La narración prosigue:

Pero vuélvete aún, y verás abominaciones mayores. 7 Y me llevó a la entrada del atrio, y miré, y he aquí en la pared un agujero. 8 Y me dijo: Hijo de hombre, cava ahora en la pared. Y cavé en la pared, y he aquí una puerta. 9 Me dijo luego: Entra, y ve las malvadas abominaciones que éstos hacen allí. 10 Entré, pues, y miré; y he aquí toda forma de reptiles y bestias abominables, y todos los ídolos de la casa de Israel, que estaban pintados en la pared por todo alrededor. 11 Y delante de ellos estaban setenta varones de los ancianos de la casa de Israel, y Jaazanías hijo de Safán en medio de ellos, cada uno con su incensario en su mano; y subía una nube espesa de incienso. 12 Y me dijo: Hijo de hombre, ¿has visto las cosas que los ancianos de la casa de Israel hacen en tinieblas, cada uno en sus cámaras pintadas de imágenes? Porque dicen ellos: No nos ve Jehová; Jehová ha abandonado la tierra.

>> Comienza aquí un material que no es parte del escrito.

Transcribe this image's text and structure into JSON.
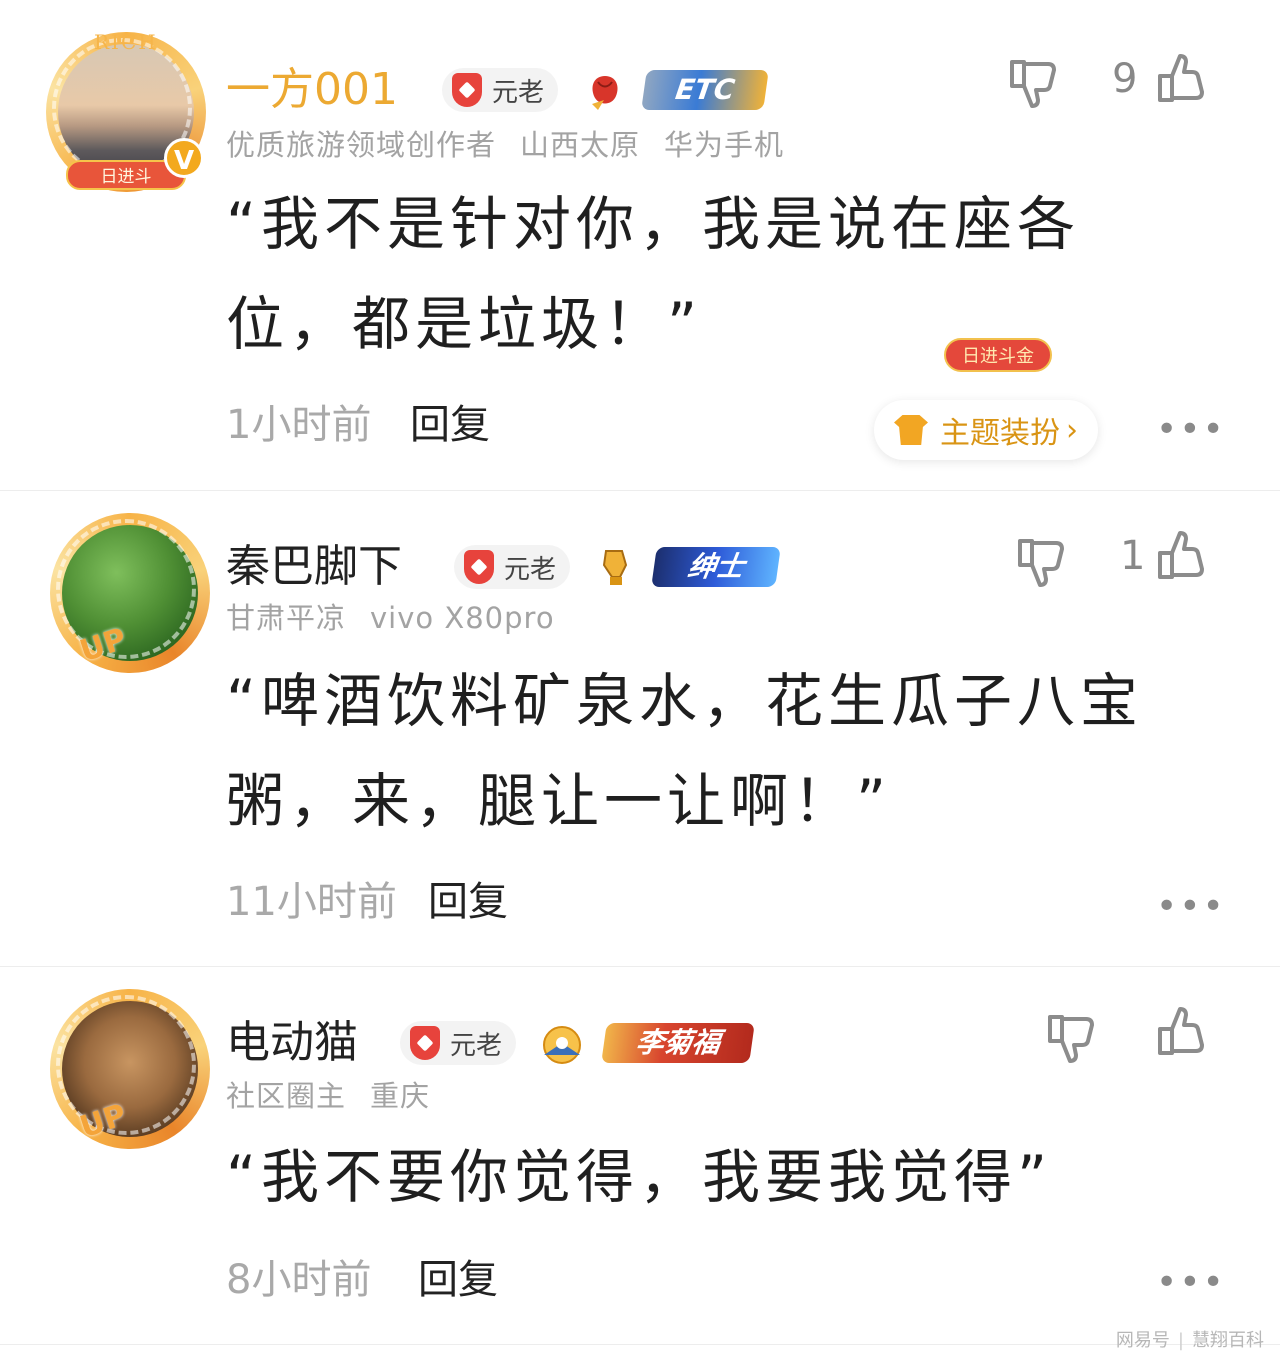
{
  "comments": [
    {
      "username": "一方001",
      "badge": "元老",
      "medal_icons": [
        "rose-medal-icon"
      ],
      "tag_badge": "ETC",
      "meta": [
        "优质旅游领域创作者",
        "山西太原",
        "华为手机"
      ],
      "body": "“我不是针对你，我是说在座各位，都是垃圾！”",
      "time": "1小时前",
      "reply_label": "回复",
      "like_count": "9",
      "avatar_frame_top": "RICH",
      "avatar_frame_banner": "日进斗",
      "avatar_badge": "V",
      "deco_tag": "日进斗金",
      "theme_button": "主题装扮",
      "theme_chevron": "›",
      "more": "•••"
    },
    {
      "username": "秦巴脚下",
      "badge": "元老",
      "medal_icons": [
        "trophy-hand-icon"
      ],
      "tag_badge": "绅士",
      "meta": [
        "甘肃平凉",
        "vivo X80pro"
      ],
      "body": "“啤酒饮料矿泉水，花生瓜子八宝粥，来，腿让一让啊！”",
      "time": "11小时前",
      "reply_label": "回复",
      "like_count": "1",
      "avatar_frame_banner": "UP",
      "more": "•••"
    },
    {
      "username": "电动猫",
      "badge": "元老",
      "medal_icons": [
        "sunrise-medal-icon"
      ],
      "tag_badge": "李菊福",
      "meta": [
        "社区圈主",
        "重庆"
      ],
      "body": "“我不要你觉得，我要我觉得”",
      "time": "8小时前",
      "reply_label": "回复",
      "like_count": "",
      "avatar_frame_banner": "UP",
      "more": "•••"
    }
  ],
  "watermark": [
    "网易号",
    "慧翔百科"
  ],
  "colors": {
    "vip_name": "#eca932",
    "badge_red": "#e7433c",
    "meta_gray": "#a3a3a3",
    "theme_gold": "#d99414",
    "etc_blue": "#3a7bd5",
    "gentleman_blue": "#2e5bd8",
    "lijufu_red": "#d8452e"
  }
}
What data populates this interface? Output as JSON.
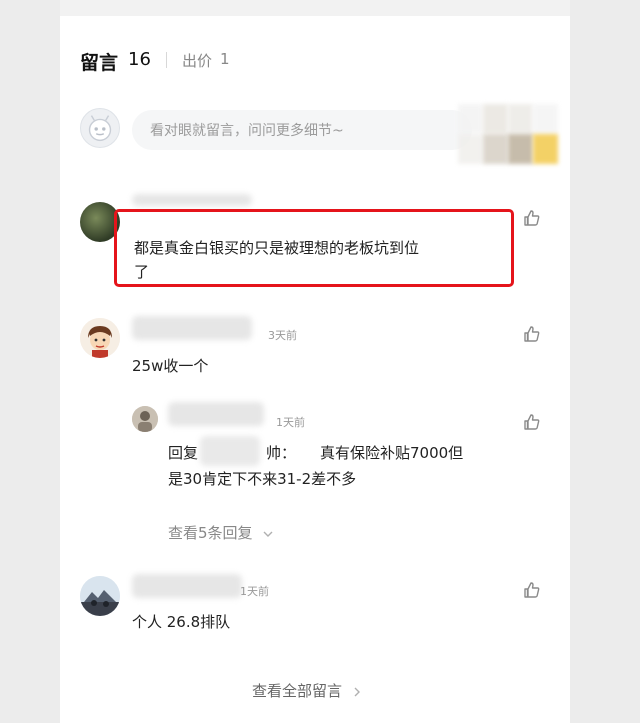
{
  "tabs": {
    "comments_label": "留言",
    "comments_count": "16",
    "offers_label": "出价",
    "offers_count": "1"
  },
  "input": {
    "placeholder": "看对眼就留言，问问更多细节~"
  },
  "comments": [
    {
      "author_visible": "",
      "time": "",
      "text_line1": "都是真金白银买的只是被理想的老板坑到位",
      "text_line2": "了",
      "highlighted": true
    },
    {
      "author_visible": "",
      "time": "3天前",
      "text_line1": "25w收一个",
      "reply": {
        "time": "1天前",
        "prefix": "回复",
        "suffix": "帅：",
        "text_line1": "真有保险补贴7000但",
        "text_line2": "是30肯定下不来31-2差不多"
      },
      "view_replies": "查看5条回复"
    },
    {
      "author_visible": "",
      "time": "1天前",
      "text_line1": "个人 26.8排队"
    }
  ],
  "footer": {
    "view_all": "查看全部留言"
  },
  "colors": {
    "highlight": "#e5141b",
    "muted": "#999999"
  },
  "icons": [
    "like-icon",
    "chevron-down-icon",
    "chevron-right-icon"
  ]
}
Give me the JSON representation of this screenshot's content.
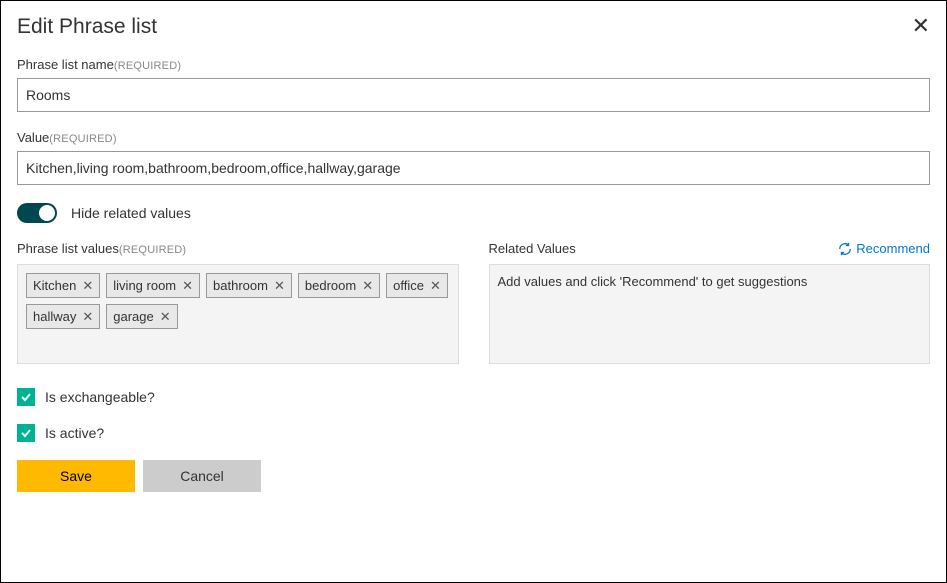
{
  "title": "Edit Phrase list",
  "name_field": {
    "label": "Phrase list name",
    "required_text": "(REQUIRED)",
    "value": "Rooms"
  },
  "value_field": {
    "label": "Value",
    "required_text": "(REQUIRED)",
    "value": "Kitchen,living room,bathroom,bedroom,office,hallway,garage"
  },
  "toggle": {
    "label": "Hide related values",
    "on": true
  },
  "phrase_values": {
    "label": "Phrase list values",
    "required_text": "(REQUIRED)",
    "tags": [
      "Kitchen",
      "living room",
      "bathroom",
      "bedroom",
      "office",
      "hallway",
      "garage"
    ]
  },
  "related": {
    "label": "Related Values",
    "recommend_label": "Recommend",
    "placeholder": "Add values and click 'Recommend' to get suggestions"
  },
  "checkboxes": {
    "exchangeable": {
      "label": "Is exchangeable?",
      "checked": true
    },
    "active": {
      "label": "Is active?",
      "checked": true
    }
  },
  "buttons": {
    "save": "Save",
    "cancel": "Cancel"
  }
}
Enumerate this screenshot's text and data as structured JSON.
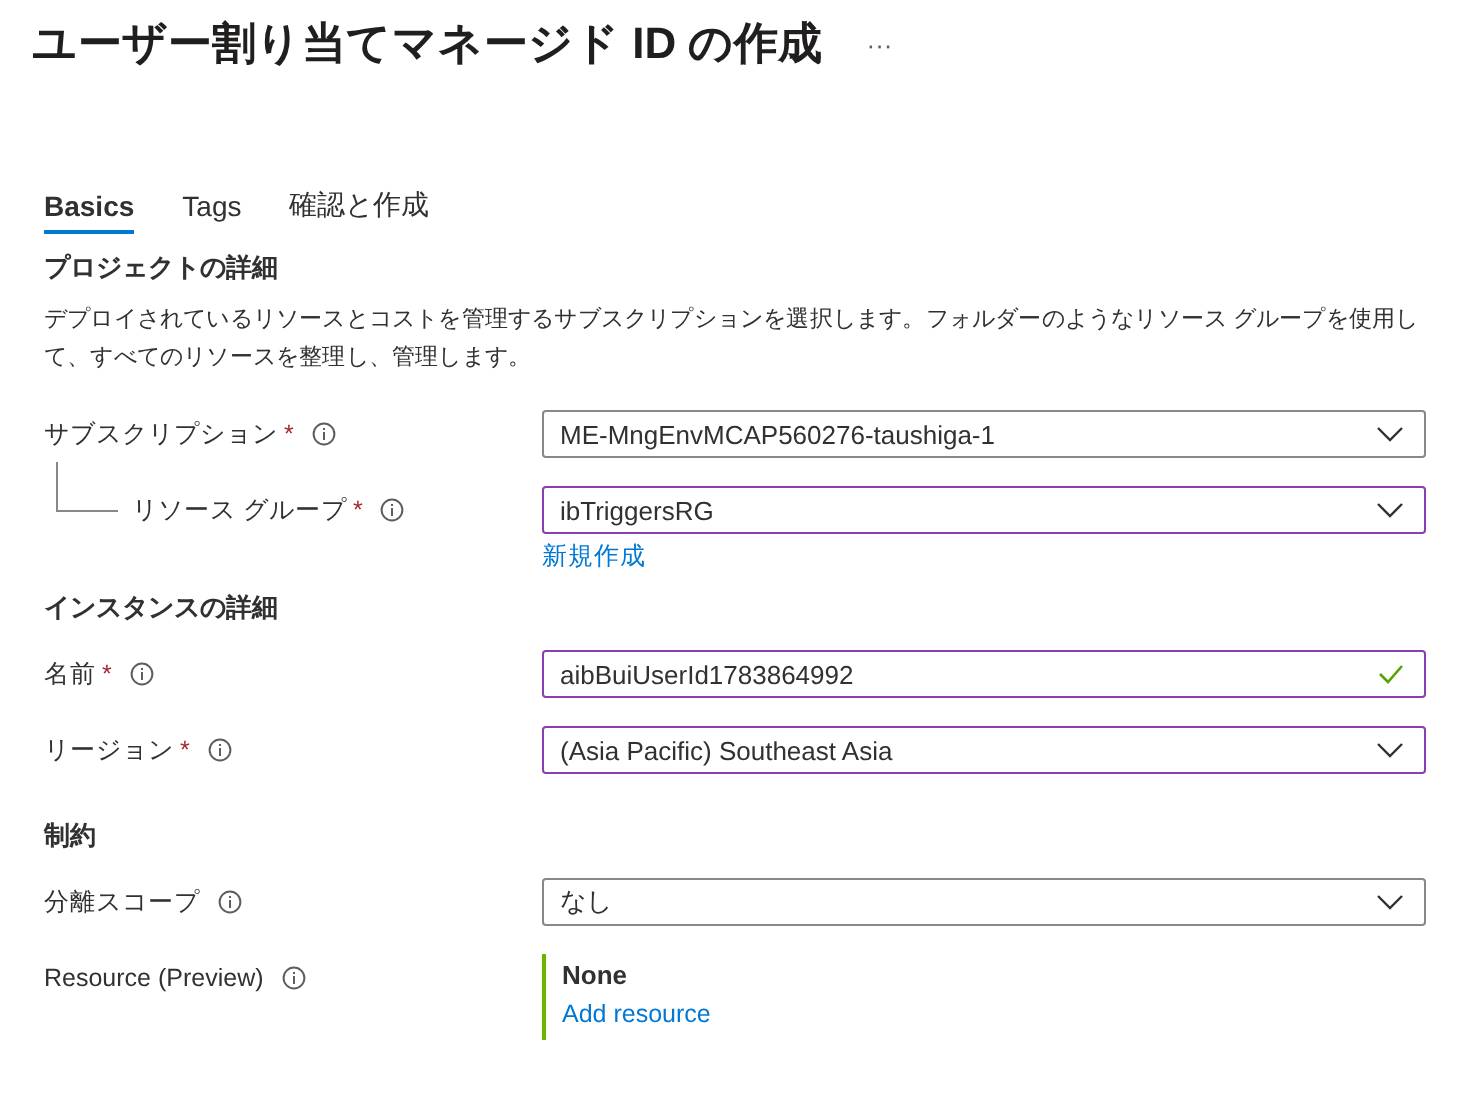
{
  "title": "ユーザー割り当てマネージド ID の作成",
  "more": "···",
  "tabs": [
    {
      "label": "Basics",
      "selected": true
    },
    {
      "label": "Tags",
      "selected": false
    },
    {
      "label": "確認と作成",
      "selected": false
    }
  ],
  "sections": [
    {
      "heading": "プロジェクトの詳細",
      "description": "デプロイされているリソースとコストを管理するサブスクリプションを選択します。フォルダーのようなリソース グループを使用して、すべてのリソースを整理し、管理します。",
      "fields": [
        {
          "label": "サブスクリプション",
          "required_mark": "*",
          "kind": "dropdown",
          "value": "ME-MngEnvMCAP560276-taushiga-1",
          "highlighted": false,
          "valid": false,
          "children": [
            {
              "label": "リソース グループ",
              "required_mark": "*",
              "kind": "dropdown",
              "value": "ibTriggersRG",
              "highlighted": true,
              "valid": false,
              "link": "新規作成"
            }
          ]
        }
      ]
    },
    {
      "heading": "インスタンスの詳細",
      "fields": [
        {
          "label": "名前",
          "required_mark": "*",
          "kind": "text",
          "value": "aibBuiUserId1783864992",
          "highlighted": true,
          "valid": true
        },
        {
          "label": "リージョン",
          "required_mark": "*",
          "kind": "dropdown",
          "value": "(Asia Pacific) Southeast Asia",
          "highlighted": true,
          "valid": false
        }
      ]
    },
    {
      "heading": "制約",
      "fields": [
        {
          "label": "分離スコープ",
          "kind": "dropdown",
          "value": "なし",
          "highlighted": false,
          "valid": false
        },
        {
          "label": "Resource (Preview)",
          "kind": "resource",
          "value": "None",
          "link": "Add resource"
        }
      ]
    }
  ]
}
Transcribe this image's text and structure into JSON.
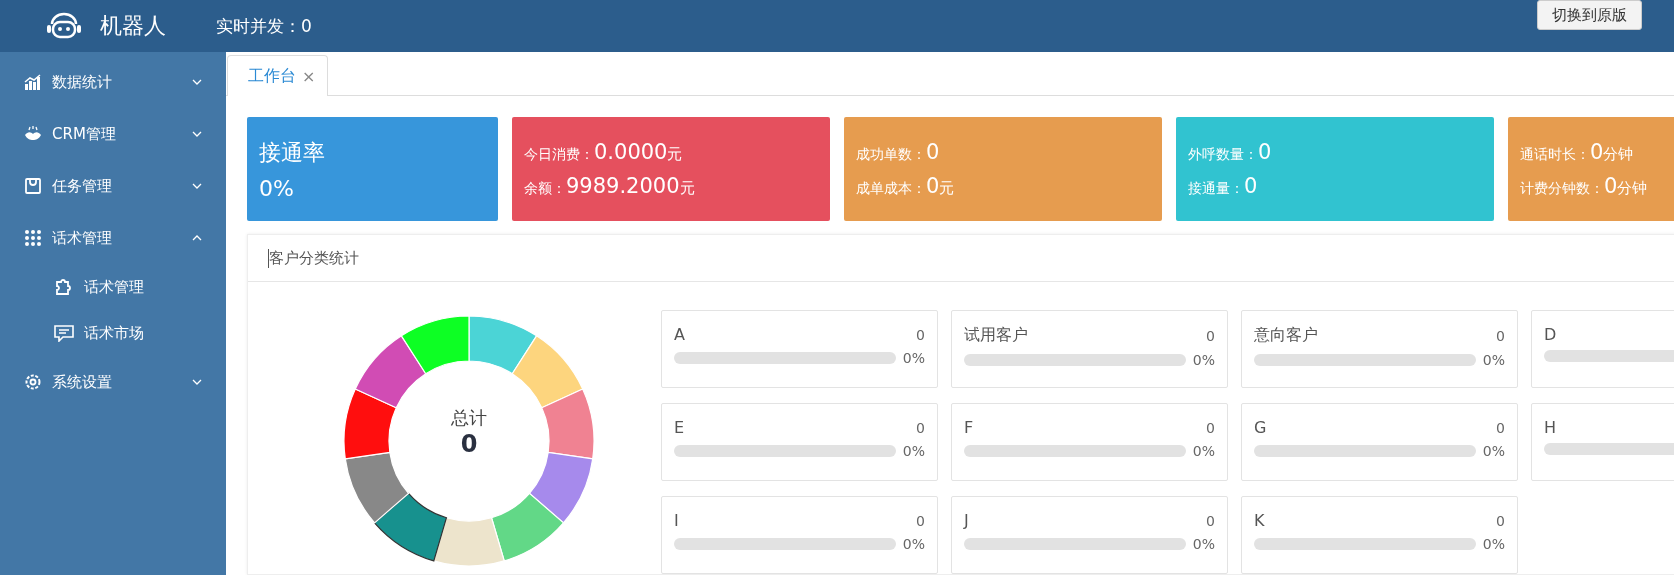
{
  "header": {
    "title": "机器人",
    "concurrency_label": "实时并发：",
    "concurrency_value": "0",
    "switch_button": "切换到原版"
  },
  "sidebar": {
    "items": [
      {
        "label": "数据统计",
        "expanded": false
      },
      {
        "label": "CRM管理",
        "expanded": false
      },
      {
        "label": "任务管理",
        "expanded": false
      },
      {
        "label": "话术管理",
        "expanded": true,
        "children": [
          {
            "label": "话术管理"
          },
          {
            "label": "话术市场"
          }
        ]
      },
      {
        "label": "系统设置",
        "expanded": false
      }
    ]
  },
  "tabs": [
    {
      "label": "工作台",
      "selected": true,
      "close": "×"
    }
  ],
  "stat_cards": [
    {
      "kind": "big",
      "color": "#3796db",
      "title": "接通率",
      "value": "0%"
    },
    {
      "kind": "lines",
      "color": "#e5505e",
      "lines": [
        {
          "label": "今日消费：",
          "value": "0.0000",
          "unit": "元"
        },
        {
          "label": "余额：",
          "value": "9989.2000",
          "unit": "元"
        }
      ]
    },
    {
      "kind": "lines",
      "color": "#e69c4f",
      "lines": [
        {
          "label": "成功单数：",
          "value": "0"
        },
        {
          "label": "成单成本：",
          "value": "0",
          "unit": "元"
        }
      ]
    },
    {
      "kind": "lines",
      "color": "#31c3d0",
      "lines": [
        {
          "label": "外呼数量：",
          "value": "0"
        },
        {
          "label": "接通量：",
          "value": "0"
        }
      ]
    },
    {
      "kind": "lines",
      "color": "#e69c4f",
      "lines": [
        {
          "label": "通话时长：",
          "value": "0",
          "unit": "分钟"
        },
        {
          "label": "计费分钟数：",
          "value": "0",
          "unit": "分钟"
        }
      ]
    }
  ],
  "customer_panel": {
    "title": "客户分类统计",
    "donut": {
      "label": "总计",
      "total": "0"
    },
    "categories": [
      {
        "name": "A",
        "count": "0",
        "percent": "0%",
        "level": 0
      },
      {
        "name": "试用客户",
        "count": "0",
        "percent": "0%",
        "level": 0
      },
      {
        "name": "意向客户",
        "count": "0",
        "percent": "0%",
        "level": 0
      },
      {
        "name": "D",
        "level": 0
      },
      {
        "name": "E",
        "count": "0",
        "percent": "0%",
        "level": 0
      },
      {
        "name": "F",
        "count": "0",
        "percent": "0%",
        "level": 0
      },
      {
        "name": "G",
        "count": "0",
        "percent": "0%",
        "level": 0
      },
      {
        "name": "H",
        "level": 0
      },
      {
        "name": "I",
        "count": "0",
        "percent": "0%",
        "level": 0
      },
      {
        "name": "J",
        "count": "0",
        "percent": "0%",
        "level": 0
      },
      {
        "name": "K",
        "count": "0",
        "percent": "0%",
        "level": 0
      }
    ]
  }
}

Lee en el versículo doce la pregunta que Dios hace a Ezequiel, y la respuesta que Él mismo se da. ¿Podrá un siervo de Dios hacer algo en secreto? ¿Podrá hacer un anciano, dirigente del pueblo, hacer algo en privado sin que Dios lo sepa? Observa la escena:

Alrededor del Santuario hay habitaciones para uso de quienes ministran en el Templo. Entre ellas existe una secreta. En sus paredes se observan dibujos de toda clase de imágenes abominables ante Dios: reptiles, bestias abominables, e ídolos; para comprender la magnitud del desafío a Dios, lee Levíticos capítulo once. Es terrible que aquello se plasme en una habitación privada en la casa de Dios; pero lo peor es que setenta ancianos, en secreto, rindan culto a aquellas abominaciones. El hecho de ofrecer incienso es algo que indica rendir culto, adorar, y clamar a un dios falso; en el entendido que el incienso transmite la idea de las oraciones del pueblo dirigidas a Dios; y era un acto relacionado con la expiación del pecado del pueblo. El Sumo Sacerdote llevaba consigo incienso en el solemne momento de ofrecer la sangre del sacrificio para el perdón del pecado del pueblo, Levíticos 16:11-15.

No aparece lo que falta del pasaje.